Questions: From Descriptive Statistics to Probability
5 questions to test your understanding
Score: 0 / 5
Question 1 Multiple Choice
A quality-control engineer knows that a manufacturing process produces defective parts with probability 0.02 and asks: 'In our next batch of 500 parts, how many defects should we expect?' A data analyst examines a batch of 500 parts, finds 14 defects, and asks: 'What is the true defect rate for this machine?' Which person is doing probability and which is doing statistics?
ABoth are doing statistics — both are working with numerical data
BBoth are doing probability — both are reasoning about defect rates
CThe engineer is doing probability (model → prediction); the analyst is doing statistics (data → model)
DThe engineer is doing statistics (using data to set expectations); the analyst is doing probability (estimating from observed counts)
Probability reasons forward from a known model to expected observations: the engineer knows the defect rate (0.02) and asks what data to expect. Statistics reasons backward from observed data to an unknown model: the analyst has data (14 defects) and is trying to infer the underlying process. These are opposite directions of inference. Option D reverses the distinction — expecting outcomes from a known model is probability, not statistics.
Question 2 Multiple Choice
A researcher computes a relative frequency of 0.31 from a sample of 50 observations and reports it as the probability of the event. What is the main limitation of this claim?
ARelative frequency can never be used to estimate probability — it has no connection to the probability axioms
BA sample of 50 is too small for relative frequency to be a stable estimate; the true probability could plausibly be quite different
CThe researcher should have used a histogram rather than a single relative frequency
DProbability must be computed theoretically; empirical data cannot inform probability estimates
Relative frequency is a valid estimator of probability, but its accuracy depends on sample size. With n = 50, the estimate has high variance — the same underlying probability could produce relative frequencies anywhere from roughly 0.18 to 0.44 in repeated samples of this size. The Law of Large Numbers guarantees convergence as n grows, but 50 observations is not 'large' enough for a precise probability claim. Options A and D are wrong: relative frequency is exactly how empirical probability estimates are constructed.
Question 3 True / False
A relative frequency computed from a dataset is an estimate of an underlying probability, not the probability itself — the true probability could differ, especially with small samples.
TTrue
FFalse
Answer: True
This is the core epistemological point of the statistics-probability bridge. Observed relative frequencies are estimates that converge to the true probability as sample size grows (Law of Large Numbers).
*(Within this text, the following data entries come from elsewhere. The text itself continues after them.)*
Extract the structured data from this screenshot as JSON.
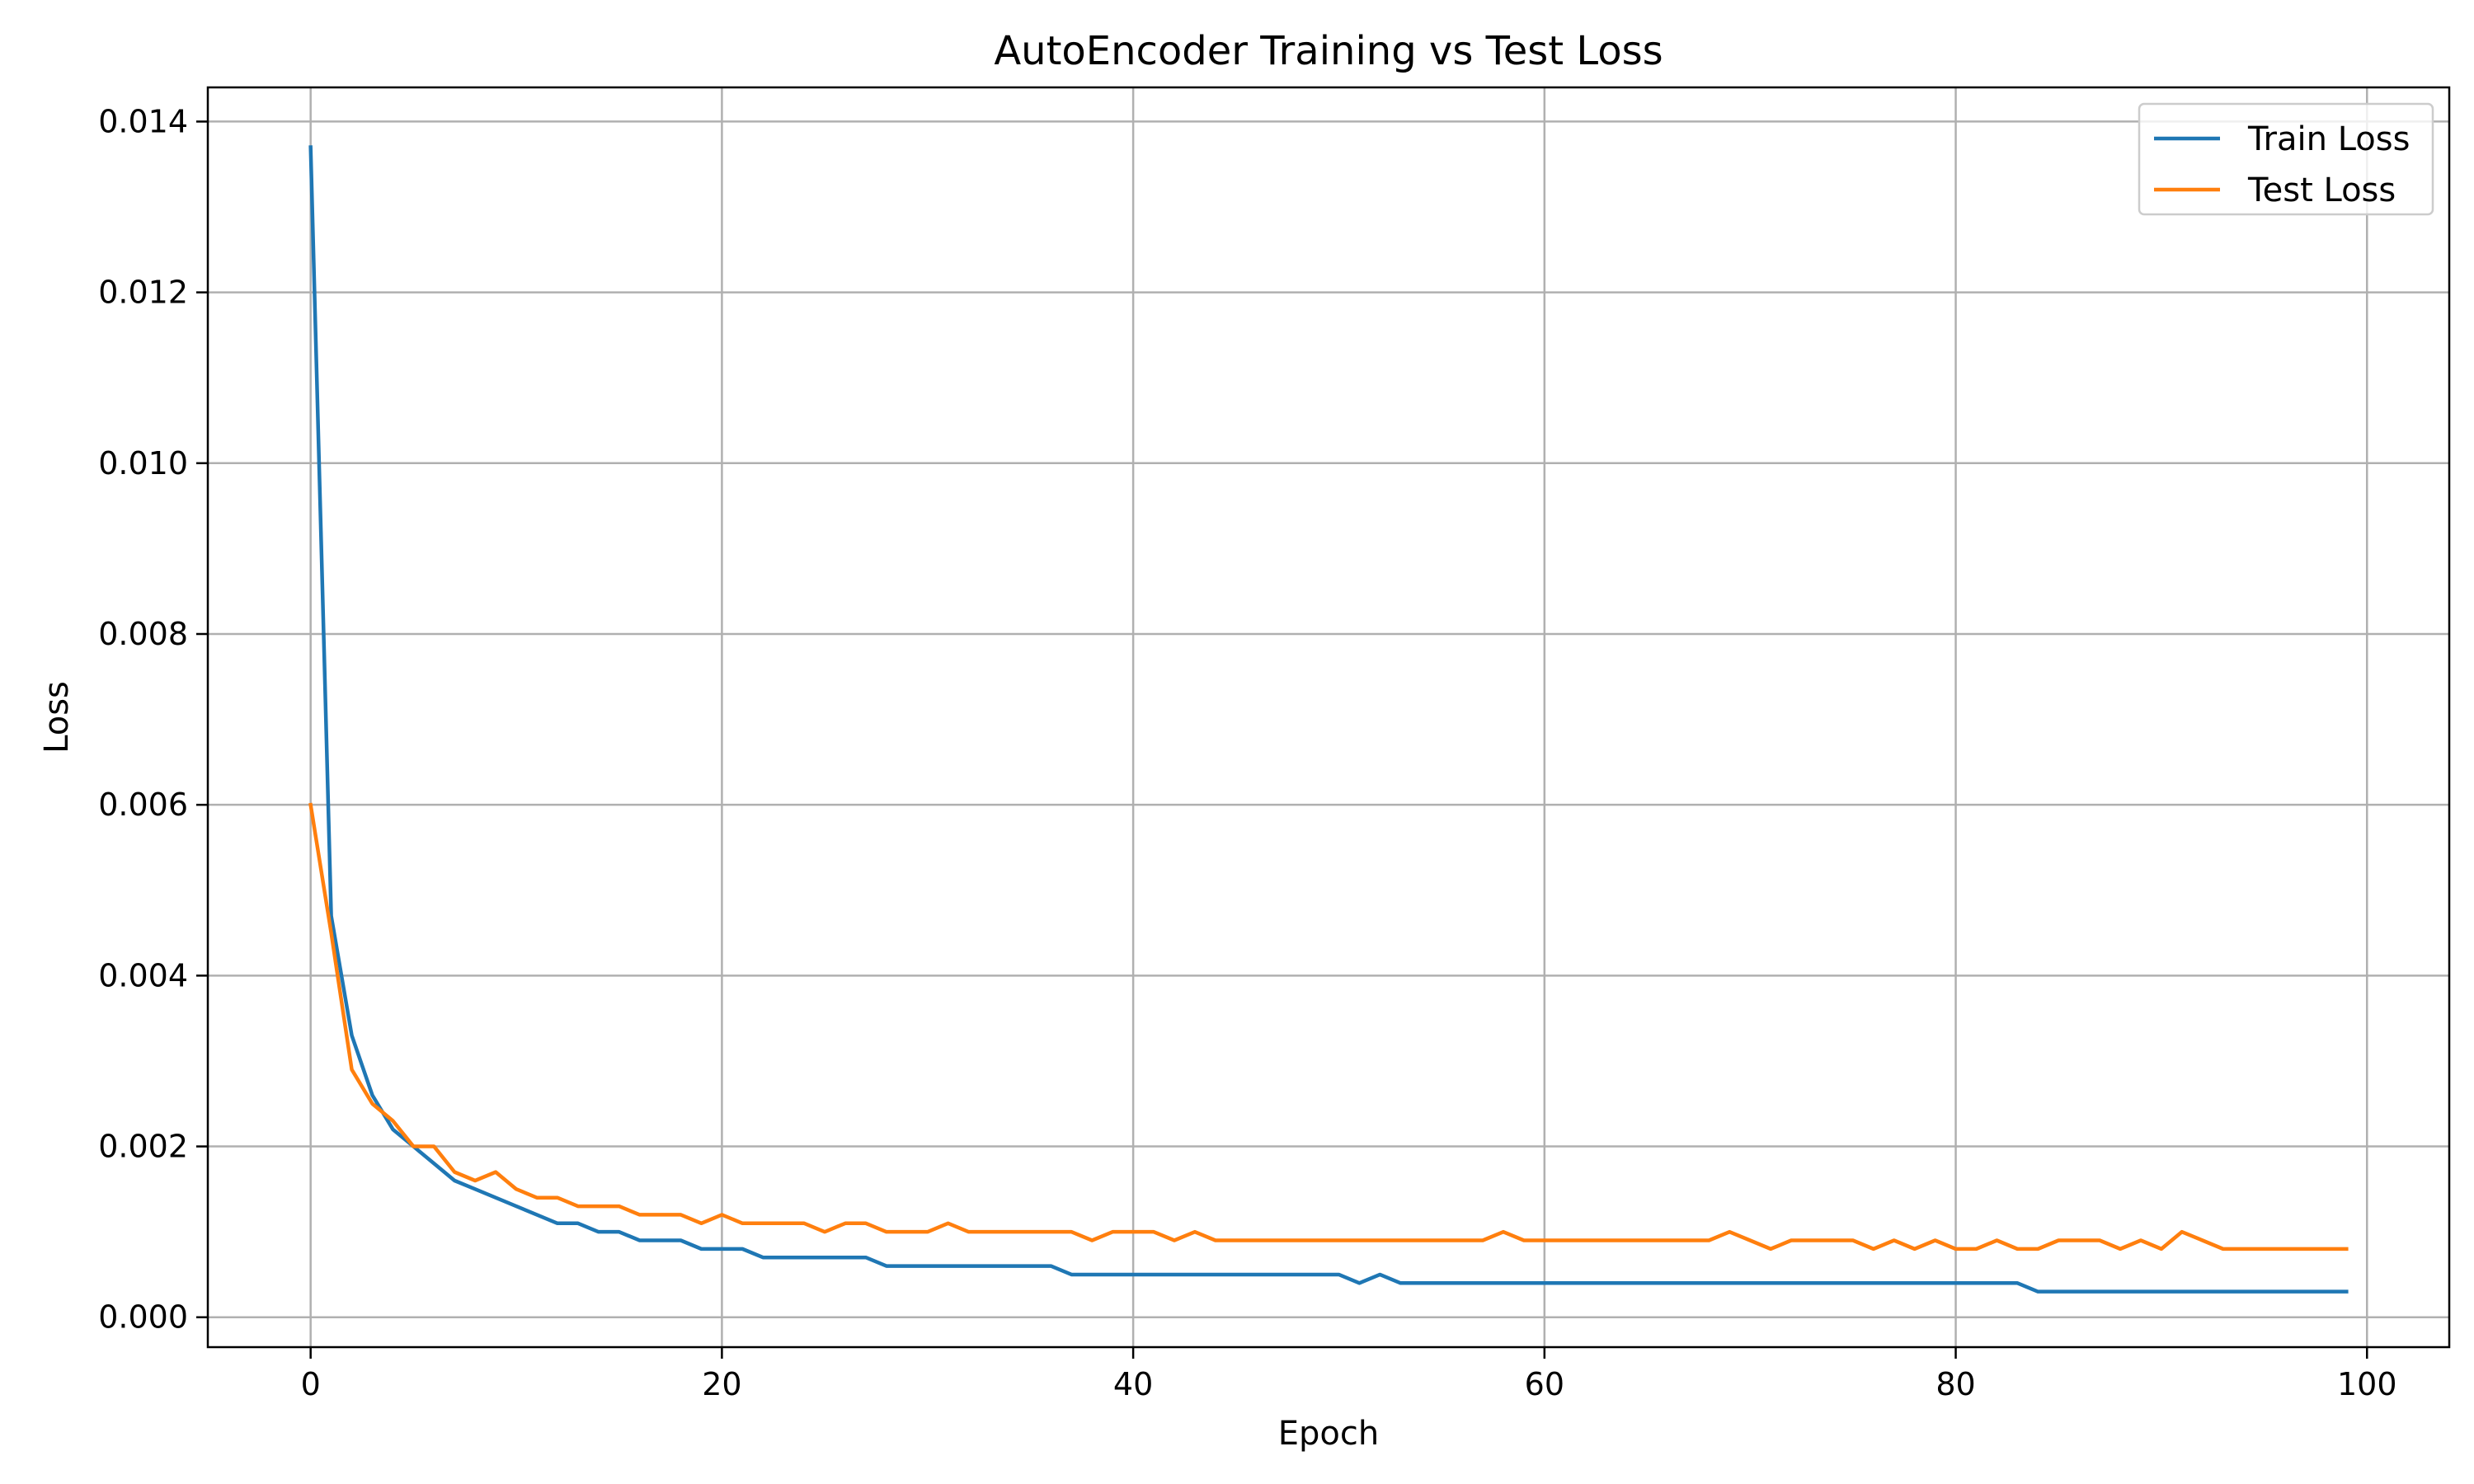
{
  "chart_data": {
    "type": "line",
    "title": "AutoEncoder Training vs Test Loss",
    "xlabel": "Epoch",
    "ylabel": "Loss",
    "xlim": [
      -5,
      104
    ],
    "ylim": [
      -0.00035,
      0.0144
    ],
    "xticks": [
      0,
      20,
      40,
      60,
      80,
      100
    ],
    "xtick_labels": [
      "0",
      "20",
      "40",
      "60",
      "80",
      "100"
    ],
    "yticks": [
      0.0,
      0.002,
      0.004,
      0.006,
      0.008,
      0.01,
      0.012,
      0.014
    ],
    "ytick_labels": [
      "0.000",
      "0.002",
      "0.004",
      "0.006",
      "0.008",
      "0.010",
      "0.012",
      "0.014"
    ],
    "grid": true,
    "legend_position": "top-right",
    "series": [
      {
        "name": "Train Loss",
        "color": "#1f77b4",
        "values": [
          0.0137,
          0.0047,
          0.0033,
          0.0026,
          0.0022,
          0.002,
          0.0018,
          0.0016,
          0.0015,
          0.0014,
          0.0013,
          0.0012,
          0.0011,
          0.0011,
          0.001,
          0.001,
          0.0009,
          0.0009,
          0.0009,
          0.0008,
          0.0008,
          0.0008,
          0.0007,
          0.0007,
          0.0007,
          0.0007,
          0.0007,
          0.0007,
          0.0006,
          0.0006,
          0.0006,
          0.0006,
          0.0006,
          0.0006,
          0.0006,
          0.0006,
          0.0006,
          0.0005,
          0.0005,
          0.0005,
          0.0005,
          0.0005,
          0.0005,
          0.0005,
          0.0005,
          0.0005,
          0.0005,
          0.0005,
          0.0005,
          0.0005,
          0.0005,
          0.0004,
          0.0005,
          0.0004,
          0.0004,
          0.0004,
          0.0004,
          0.0004,
          0.0004,
          0.0004,
          0.0004,
          0.0004,
          0.0004,
          0.0004,
          0.0004,
          0.0004,
          0.0004,
          0.0004,
          0.0004,
          0.0004,
          0.0004,
          0.0004,
          0.0004,
          0.0004,
          0.0004,
          0.0004,
          0.0004,
          0.0004,
          0.0004,
          0.0004,
          0.0004,
          0.0004,
          0.0004,
          0.0004,
          0.0003,
          0.0003,
          0.0003,
          0.0003,
          0.0003,
          0.0003,
          0.0003,
          0.0003,
          0.0003,
          0.0003,
          0.0003,
          0.0003,
          0.0003,
          0.0003,
          0.0003,
          0.0003
        ]
      },
      {
        "name": "Test Loss",
        "color": "#ff7f0e",
        "values": [
          0.006,
          0.0045,
          0.0029,
          0.0025,
          0.0023,
          0.002,
          0.002,
          0.0017,
          0.0016,
          0.0017,
          0.0015,
          0.0014,
          0.0014,
          0.0013,
          0.0013,
          0.0013,
          0.0012,
          0.0012,
          0.0012,
          0.0011,
          0.0012,
          0.0011,
          0.0011,
          0.0011,
          0.0011,
          0.001,
          0.0011,
          0.0011,
          0.001,
          0.001,
          0.001,
          0.0011,
          0.001,
          0.001,
          0.001,
          0.001,
          0.001,
          0.001,
          0.0009,
          0.001,
          0.001,
          0.001,
          0.0009,
          0.001,
          0.0009,
          0.0009,
          0.0009,
          0.0009,
          0.0009,
          0.0009,
          0.0009,
          0.0009,
          0.0009,
          0.0009,
          0.0009,
          0.0009,
          0.0009,
          0.0009,
          0.001,
          0.0009,
          0.0009,
          0.0009,
          0.0009,
          0.0009,
          0.0009,
          0.0009,
          0.0009,
          0.0009,
          0.0009,
          0.001,
          0.0009,
          0.0008,
          0.0009,
          0.0009,
          0.0009,
          0.0009,
          0.0008,
          0.0009,
          0.0008,
          0.0009,
          0.0008,
          0.0008,
          0.0009,
          0.0008,
          0.0008,
          0.0009,
          0.0009,
          0.0009,
          0.0008,
          0.0009,
          0.0008,
          0.001,
          0.0009,
          0.0008,
          0.0008,
          0.0008,
          0.0008,
          0.0008,
          0.0008,
          0.0008
        ]
      }
    ]
  }
}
For finite samples, they carry uncertainty. Treating a relative frequency as if it were the exact probability leads to overconfidence — which is the root of many statistical errors in practice.
Question 4 True / False
Probability and statistics are essentially the same discipline — both use numbers to describe uncertainty.
TTrue
FFalse
Answer: False
They are distinct in direction of reasoning. Probability starts with a known model (a fair coin, a 2% defect rate) and deduces what data should look like. Statistics starts with observed data and tries to infer the unknown model that generated it. They are inverse operations: statistics uses data to estimate the input that probability uses as its starting point. Conflating them leads to circular reasoning — using your data to estimate a probability, then treating that probability as if it were known when interpreting the same data.
Question 5 Short Answer
What conceptual shift occurs when you move from treating data as 'a collection of fixed facts' to treating it as 'one sample from a random process,' and why does this shift matter?
Think about your answer, then reveal below.
Model answer: When data is seen as a fixed collection, it is self-contained — the numbers are the full story, and questions like 'how reliable is this?' have no meaning. When data is seen as one realization of a random process, it becomes a sample from a broader distribution, and questions like 'how much would this result vary across repeated samples?' and 'how confident am I that this estimate is close to the truth?' become meaningful. This shift is the conceptual foundation of all inferential statistics.
This is perhaps the single most important conceptual move in statistics. Descriptive statistics describes your particular dataset. Inferential statistics asks what your dataset tells you about the underlying process. Without the 'data as a sample' framing, concepts like confidence intervals, hypothesis tests, and p-values have no meaning — they all quantify how much estimates could vary across repeated samples from the same process.